Some might label her a curmudgeon.  In "Tales from Two Cities" she wrote, "I like my dog, my cats and even my goats much more than I like most human beings."  She proved her devotion to her animals during her time in Israel to fly home for a month to replace her pet-sitter.  But she has few derogatory remarks to make about the people she encounters in her travels other than the generic tourist and back-packer.  She directs most of her displeasure at consumerism.  While in the Balkans she observed, "Frugaliy is what every country must learn to accept, soon, if our planet is to remain habitable for human beings."  She quotes Carl Jung as "precisely expressing" her opinion that, "I have serious doubts as to the blessings of Western civilization."

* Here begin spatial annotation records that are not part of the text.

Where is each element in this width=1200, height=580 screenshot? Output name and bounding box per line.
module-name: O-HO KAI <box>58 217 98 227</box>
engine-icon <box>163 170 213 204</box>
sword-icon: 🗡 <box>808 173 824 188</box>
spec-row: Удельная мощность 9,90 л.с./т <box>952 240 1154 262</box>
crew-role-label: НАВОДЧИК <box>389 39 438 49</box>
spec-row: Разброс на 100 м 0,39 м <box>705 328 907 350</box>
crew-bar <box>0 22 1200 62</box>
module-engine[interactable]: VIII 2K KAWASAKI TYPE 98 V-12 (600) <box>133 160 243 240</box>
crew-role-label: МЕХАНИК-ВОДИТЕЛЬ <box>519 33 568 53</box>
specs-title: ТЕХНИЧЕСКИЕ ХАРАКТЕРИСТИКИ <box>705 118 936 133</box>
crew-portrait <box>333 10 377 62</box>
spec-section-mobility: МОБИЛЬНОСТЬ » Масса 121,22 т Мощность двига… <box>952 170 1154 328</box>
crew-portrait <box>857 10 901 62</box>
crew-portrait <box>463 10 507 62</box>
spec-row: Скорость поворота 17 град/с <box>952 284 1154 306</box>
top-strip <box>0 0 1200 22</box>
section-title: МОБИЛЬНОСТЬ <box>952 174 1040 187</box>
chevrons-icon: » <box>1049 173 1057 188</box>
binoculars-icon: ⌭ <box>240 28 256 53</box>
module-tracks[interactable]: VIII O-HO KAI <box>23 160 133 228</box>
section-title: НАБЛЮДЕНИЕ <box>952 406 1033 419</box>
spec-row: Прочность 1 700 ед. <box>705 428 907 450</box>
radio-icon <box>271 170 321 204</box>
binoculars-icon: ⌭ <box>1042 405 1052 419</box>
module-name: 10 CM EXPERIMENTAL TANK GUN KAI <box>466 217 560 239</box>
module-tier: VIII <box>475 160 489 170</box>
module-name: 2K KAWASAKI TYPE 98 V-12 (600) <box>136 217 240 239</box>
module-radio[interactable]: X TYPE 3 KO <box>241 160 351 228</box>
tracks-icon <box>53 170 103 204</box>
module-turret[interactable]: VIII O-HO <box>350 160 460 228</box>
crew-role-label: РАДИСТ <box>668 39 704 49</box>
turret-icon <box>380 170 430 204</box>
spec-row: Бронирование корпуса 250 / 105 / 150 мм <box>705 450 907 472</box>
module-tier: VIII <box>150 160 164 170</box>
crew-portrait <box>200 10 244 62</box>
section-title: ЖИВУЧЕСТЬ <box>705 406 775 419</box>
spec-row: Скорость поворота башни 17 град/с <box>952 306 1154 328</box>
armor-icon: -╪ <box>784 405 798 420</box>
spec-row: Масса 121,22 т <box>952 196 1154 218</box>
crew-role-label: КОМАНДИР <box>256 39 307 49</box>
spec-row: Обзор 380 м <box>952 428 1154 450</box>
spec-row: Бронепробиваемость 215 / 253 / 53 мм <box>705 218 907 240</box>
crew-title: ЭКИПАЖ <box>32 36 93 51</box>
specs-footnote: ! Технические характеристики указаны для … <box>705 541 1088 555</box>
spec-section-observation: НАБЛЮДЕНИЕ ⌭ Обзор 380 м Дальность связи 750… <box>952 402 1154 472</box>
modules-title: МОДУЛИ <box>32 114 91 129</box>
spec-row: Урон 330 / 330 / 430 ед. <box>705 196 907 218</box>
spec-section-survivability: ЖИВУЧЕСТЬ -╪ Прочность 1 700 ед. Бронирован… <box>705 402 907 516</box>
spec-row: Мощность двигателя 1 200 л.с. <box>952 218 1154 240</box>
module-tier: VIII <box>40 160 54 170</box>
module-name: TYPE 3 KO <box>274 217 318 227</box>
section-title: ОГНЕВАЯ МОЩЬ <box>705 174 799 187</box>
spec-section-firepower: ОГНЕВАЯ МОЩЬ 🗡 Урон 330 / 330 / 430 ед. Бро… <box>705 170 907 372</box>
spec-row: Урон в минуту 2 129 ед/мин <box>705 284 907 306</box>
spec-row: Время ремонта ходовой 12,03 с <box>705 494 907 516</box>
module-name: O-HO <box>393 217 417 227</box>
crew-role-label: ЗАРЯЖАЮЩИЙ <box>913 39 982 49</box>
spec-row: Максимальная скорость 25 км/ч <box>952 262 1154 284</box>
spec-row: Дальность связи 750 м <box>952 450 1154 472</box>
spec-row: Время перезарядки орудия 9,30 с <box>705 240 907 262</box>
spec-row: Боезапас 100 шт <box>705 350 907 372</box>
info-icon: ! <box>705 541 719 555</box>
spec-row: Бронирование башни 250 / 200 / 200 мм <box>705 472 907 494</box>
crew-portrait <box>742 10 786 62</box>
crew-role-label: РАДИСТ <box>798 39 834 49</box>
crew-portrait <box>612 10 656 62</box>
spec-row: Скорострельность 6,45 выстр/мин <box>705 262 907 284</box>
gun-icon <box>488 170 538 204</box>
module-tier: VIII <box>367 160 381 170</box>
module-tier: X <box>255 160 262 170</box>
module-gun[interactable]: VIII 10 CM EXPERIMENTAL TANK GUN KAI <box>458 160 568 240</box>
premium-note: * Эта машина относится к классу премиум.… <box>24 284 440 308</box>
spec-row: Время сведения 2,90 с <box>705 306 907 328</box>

Whether one agrees or not with Murphy's many pronouncements, there is no denying she is one of the premier travelers of our time.  Volume 204 of the "Dictionary of Literary Biography" on British Travel Writers devotes twenty pages to her, more than the much more prominent Jan Morris (17), Jonathan Raban (14), Bruce Chatwin (13), Eric Newby (12), and Wilfred Thesiger (11).  Bettina Selby, who wrote nine books strictly devoted to bicycle tours, is summed up in six pages.  Her career has been lengthy and legendary and it isn't over.

She's not as well known as she ought to be.  I didn't stumble upon "Full Tilt" until 1987.  I didn't think at the time to see if she'd continued her cycle touring or if she had written anything else.  I considered myself well-versed when it came to travel writing, and since I was unaware of her I assumed she was among those one-of travel writers.  It wasn't until I biked South Africa in 2009 that I learned from the Lonely Planet guide that she had written a book about cycling the country fifteen years before. That book led to the treasure-trove of her many books.  The Chicago Public Library had a handful and the rest I could find at Northwestern and other University libraries, as her books are considered worthwhile tools of research for getting at the ground roots of the countries she has explored.  I didn't read them all at once, but parceled them out over the years, finally completing the lot last month.  One of the last was about her travels to Madagascar. And thanks to that book that will be my next destination.






2 comments:

Rick O. said...

I look forward to your dispatches! I hope they are at least as colorful as you make Dervla Murphy sound. No doubt, they will be.
Rick

Bill said...

Hey now, George! I picked up and read Murphy's Cameroon story on recommendation of one of your posts a couple three years ago, now. She is a unique character for sure. I'm sure she'd be a hoot to have a beer (or three) with. This post is a great introduction to her and a fine appreciation for another world traveler. Thanks for it and safe travels in Madegascar!